The Stahl Lab:
Engineering Lipid Fluxes for Metabolic Reprogramming
Metabolism is a key feature of life itself and the majority of diseases, ranging from cardiovascular disease, to neurodegenerative disorders, cancer, and aging related loss of stem cells, are fundamentally linked to dysfunctional metabolic fluxes. Thus understanding and manipulating metabolic pathways is a promising approach to treat many of our most prevalent and devastating diseases.
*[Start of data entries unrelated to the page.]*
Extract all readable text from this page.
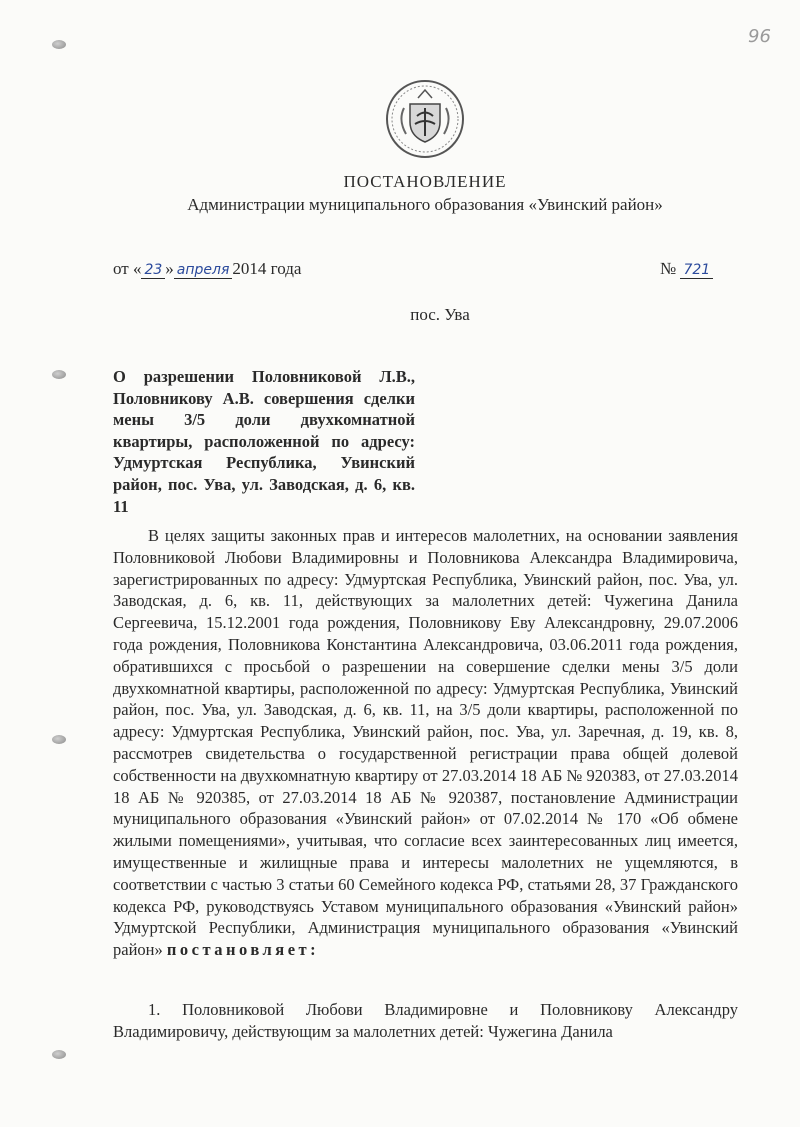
96
ПОСТАНОВЛЕНИЕ
Администрации муниципального образования «Увинский район»
от « 23 » апреля 2014 года	№ 721
пос. Ува
О разрешении Половниковой Л.В., Половникову А.В. совершения сделки мены 3/5 доли двухкомнатной квартиры, расположенной по адресу: Удмуртская Республика, Увинский район, пос. Ува, ул. Заводская, д. 6, кв. 11
В целях защиты законных прав и интересов малолетних, на основании заявления Половниковой Любови Владимировны и Половникова Александра Владимировича, зарегистрированных по адресу: Удмуртская Республика, Увинский район, пос. Ува, ул. Заводская, д. 6, кв. 11, действующих за малолетних детей: Чужегина Данила Сергеевича, 15.12.2001 года рождения, Половникову Еву Александровну, 29.07.2006 года рождения, Половникова Константина Александровича, 03.06.2011 года рождения, обратившихся с просьбой о разрешении на совершение сделки мены 3/5 доли двухкомнатной квартиры, расположенной по адресу: Удмуртская Республика, Увинский район, пос. Ува, ул. Заводская, д. 6, кв. 11, на 3/5 доли квартиры, расположенной по адресу: Удмуртская Республика, Увинский район, пос. Ува, ул. Заречная, д. 19, кв. 8, рассмотрев свидетельства о государственной регистрации права общей долевой собственности на двухкомнатную квартиру от 27.03.2014 18 АБ № 920383, от 27.03.2014 18 АБ № 920385, от 27.03.2014 18 АБ № 920387, постановление Администрации муниципального образования «Увинский район» от 07.02.2014 № 170 «Об обмене жилыми помещениями», учитывая, что согласие всех заинтересованных лиц имеется, имущественные и жилищные права и интересы малолетних не ущемляются, в соответствии с частью 3 статьи 60 Семейного кодекса РФ, статьями 28, 37 Гражданского кодекса РФ, руководствуясь Уставом муниципального образования «Увинский район» Удмуртской Республики, Администрация муниципального образования «Увинский район» постановляет:
1. Половниковой Любови Владимировне и Половникову Александру Владимировичу, действующим за малолетних детей: Чужегина Данила
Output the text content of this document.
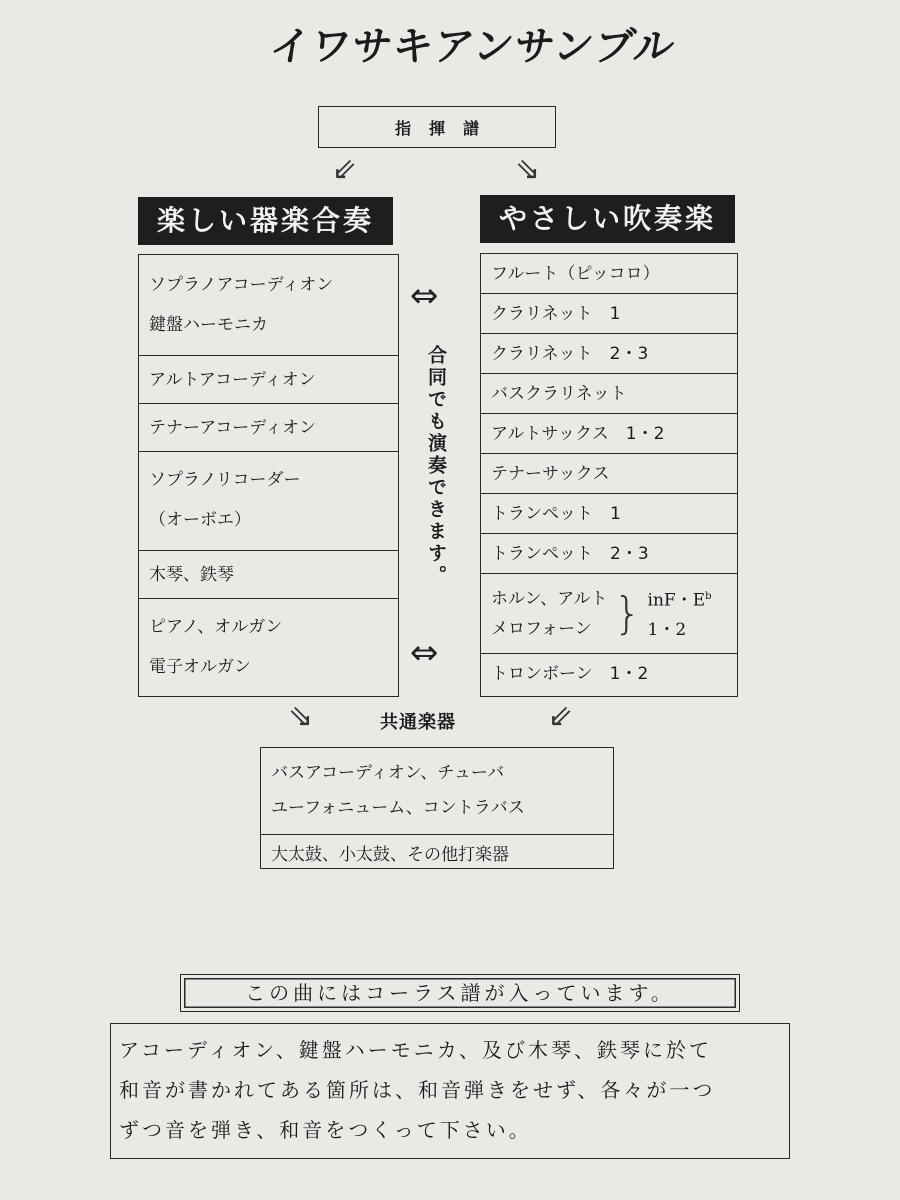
イワサキアンサンブル
指揮譜
⇙	⇘
楽しい器楽合奏	やさしい吹奏楽
ソプラノアコーディオン
鍵盤ハーモニカ
アルトアコーディオン
テナーアコーディオン
ソプラノリコーダー
（オーボエ）
木琴、鉄琴
ピアノ、オルガン
電子オルガン
⇔
合同でも演奏できます。
⇔
フルート（ピッコロ）
クラリネット　1
クラリネット　2・3
バスクラリネット
アルトサックス　1・2
テナーサックス
トランペット　1
トランペット　2・3
ホルン、アルト
メロフォーン } inF・$E^b$
1・2
トロンボーン　1・2
⇘	共通楽器	⇙
バスアコーディオン、チューバ
ユーフォニューム、コントラバス
大太鼓、小太鼓、その他打楽器
この曲にはコーラス譜が入っています。
アコーディオン、鍵盤ハーモニカ、及び木琴、鉄琴に於て
和音が書かれてある箇所は、和音弾きをせず、各々が一つ
ずつ音を弾き、和音をつくって下さい。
The overarching goal of our laboratory is to leverage multi-disciplinary approaches to reengineer lipid fluxes in the context of obesity and diabetes related disorders to protect certain tissues, such as the liver, from detrimental effects of ectopic lipid deposition and to generate metabolically highly active tissues that can serve as a save destination for excess fatty acids. To this end, we are investigating molecular mechanisms governing lipid uptake, particularly for fatty acids and CoQ, hepatobiliary diseases, and adipocyte biology. Toward the later, we have been working on novel bioengineering based approaches to expand and activate brown adipose tissue and to model human metabolic fluxes in physiological and insulin resistant states using multi-organ human iPSC based microfluidic devices. Further, to facilitate the assessment of altered nutrient fluxes in live pre-clinical models, we have been developing and testing novel bioluminescent imaging approaches to quantitatively assess macro- and micronutrients in vivo.